Floor – Oblation (Season of Mist)

Sunday, 11th May 2014
Rating: 6/10

Being unfamiliar with Torche and Floor’s previous work, I came into Oblation without particular bias or expectation. Perhaps it’s to this end that, with all things taken into account here, it’s difficult to see what the big deal is. Stoner/doom/whatever stripped of its length and fuzzed out to the point it’s often just a sky-high wall of guitar, Oblation swings for a kind of punchy catchiness that Mastodon nailed a decade a go and has since moved onto greener pastures. Maybe it’s the kind of thing you have to be familiar with the history of the group to hold an appreciation for, but as it stands at 14 tracks and a surprisingly patience-pushing 44 minutes, Oblation leaves a few things to be desired.

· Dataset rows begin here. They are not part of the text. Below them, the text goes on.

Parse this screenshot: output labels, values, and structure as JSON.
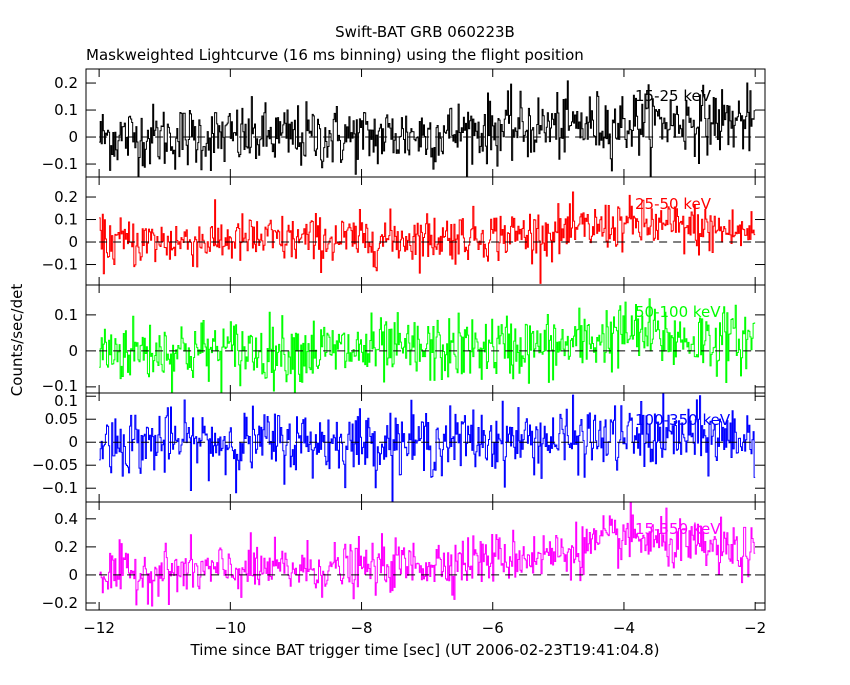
{
  "chart_data": {
    "type": "line",
    "title": "Swift-BAT GRB 060223B",
    "subtitle": "Maskweighted Lightcurve (16 ms binning) using the flight position",
    "xlabel": "Time since BAT trigger time [sec] (UT 2006-02-23T19:41:04.8)",
    "ylabel": "Counts/sec/det",
    "xlim": [
      -12.2,
      -1.85
    ],
    "x_ticks": [
      -12,
      -10,
      -8,
      -6,
      -4,
      -2
    ],
    "x_tick_labels": [
      "−12",
      "−10",
      "−8",
      "−6",
      "−4",
      "−2"
    ],
    "bin_seconds": 0.016,
    "trend_x": [
      -12,
      -11,
      -10,
      -9,
      -8,
      -7,
      -6,
      -5,
      -4,
      -3,
      -2
    ],
    "panels": [
      {
        "name": "15-25 keV",
        "color": "#000000",
        "ylim": [
          -0.148,
          0.252
        ],
        "yticks": [
          -0.1,
          0,
          0.1,
          0.2
        ],
        "ytick_labels": [
          "−0.1",
          "0",
          "0.1",
          "0.2"
        ],
        "trend": [
          0,
          0,
          0,
          0,
          0,
          0.01,
          0.03,
          0.04,
          0.05,
          0.06,
          0.06
        ],
        "noise": 0.06
      },
      {
        "name": "25-50 keV",
        "color": "#ff0000",
        "ylim": [
          -0.191,
          0.289
        ],
        "yticks": [
          -0.1,
          0,
          0.1,
          0.2
        ],
        "ytick_labels": [
          "−0.1",
          "0",
          "0.1",
          "0.2"
        ],
        "trend": [
          0,
          0,
          0.01,
          0.01,
          0.01,
          0.02,
          0.03,
          0.04,
          0.08,
          0.06,
          0.04
        ],
        "noise": 0.055
      },
      {
        "name": "50-100 keV",
        "color": "#00ff00",
        "ylim": [
          -0.117,
          0.183
        ],
        "yticks": [
          -0.1,
          0,
          0.1
        ],
        "ytick_labels": [
          "−0.1",
          "0",
          "0.1"
        ],
        "trend": [
          0,
          0,
          0,
          0,
          0,
          0,
          0.01,
          0.01,
          0.05,
          0.03,
          0.03
        ],
        "noise": 0.045
      },
      {
        "name": "100-350 keV",
        "color": "#0000ff",
        "ylim": [
          -0.13,
          0.107
        ],
        "yticks": [
          -0.1,
          -0.05,
          0,
          0.05,
          0.1
        ],
        "ytick_labels": [
          "−0.1",
          "−0.05",
          "0",
          "0.05",
          "0.1"
        ],
        "trend": [
          0,
          0,
          0,
          0,
          0,
          0,
          0.005,
          0.005,
          0.01,
          0.01,
          0.01
        ],
        "noise": 0.035
      },
      {
        "name": "15-350 keV",
        "color": "#ff00ff",
        "ylim": [
          -0.25,
          0.52
        ],
        "yticks": [
          -0.2,
          0,
          0.2,
          0.4
        ],
        "ytick_labels": [
          "−0.2",
          "0",
          "0.2",
          "0.4"
        ],
        "trend": [
          0,
          0.02,
          0.03,
          0.04,
          0.05,
          0.08,
          0.12,
          0.15,
          0.27,
          0.2,
          0.15
        ],
        "noise": 0.09
      }
    ]
  }
}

The name of the game here is a two guitar and drums (no bass) doing everything it can to pulverize you into oblivion between patches of catchiness and a kind of sunny hookyness that defines the best in pop endeavors. It’s in this the album tends to fall flat. Singing and propulsion do not on their own create hooks, and this is usually the biggest issue. The riffs are big and fat and wash over the listener in a tide of hazy force (kinda like a fog of hammers), but it’s rare anything HITS. Opener, “Oblation” or mid-album “New Man” or late album “War Party”, all variations on the core theme of a couple themes of enormity packed into 3-minute spreads. The brevity is appreciated but it doesn’t recoup the lack of tangible places in which to grab onto these songs.

And blandness really seems to be the core theme here, for across the 14 songs (15 if you go elsewhere) only a handful really stand out for any length of time, like “Homegoings and Transitions” and “Sister Sophia.” Otherwise the tracks really tend to bleed together with little to distinguish them apart and over the course of the 44 minutes, it can lead to a kind of perpetual feeling of “Where am I?” Likely if you’re familiar with the band and you’ve been waiting on this release since 2002 it’s unlikely this review is going to change your mind (and that’s fine). For anyone else unfamiliar with the legacy involved and the subsequent fanfare attached to this release, you’re not missing out on much, for there ample releases otherwise out there this year to suit your needs.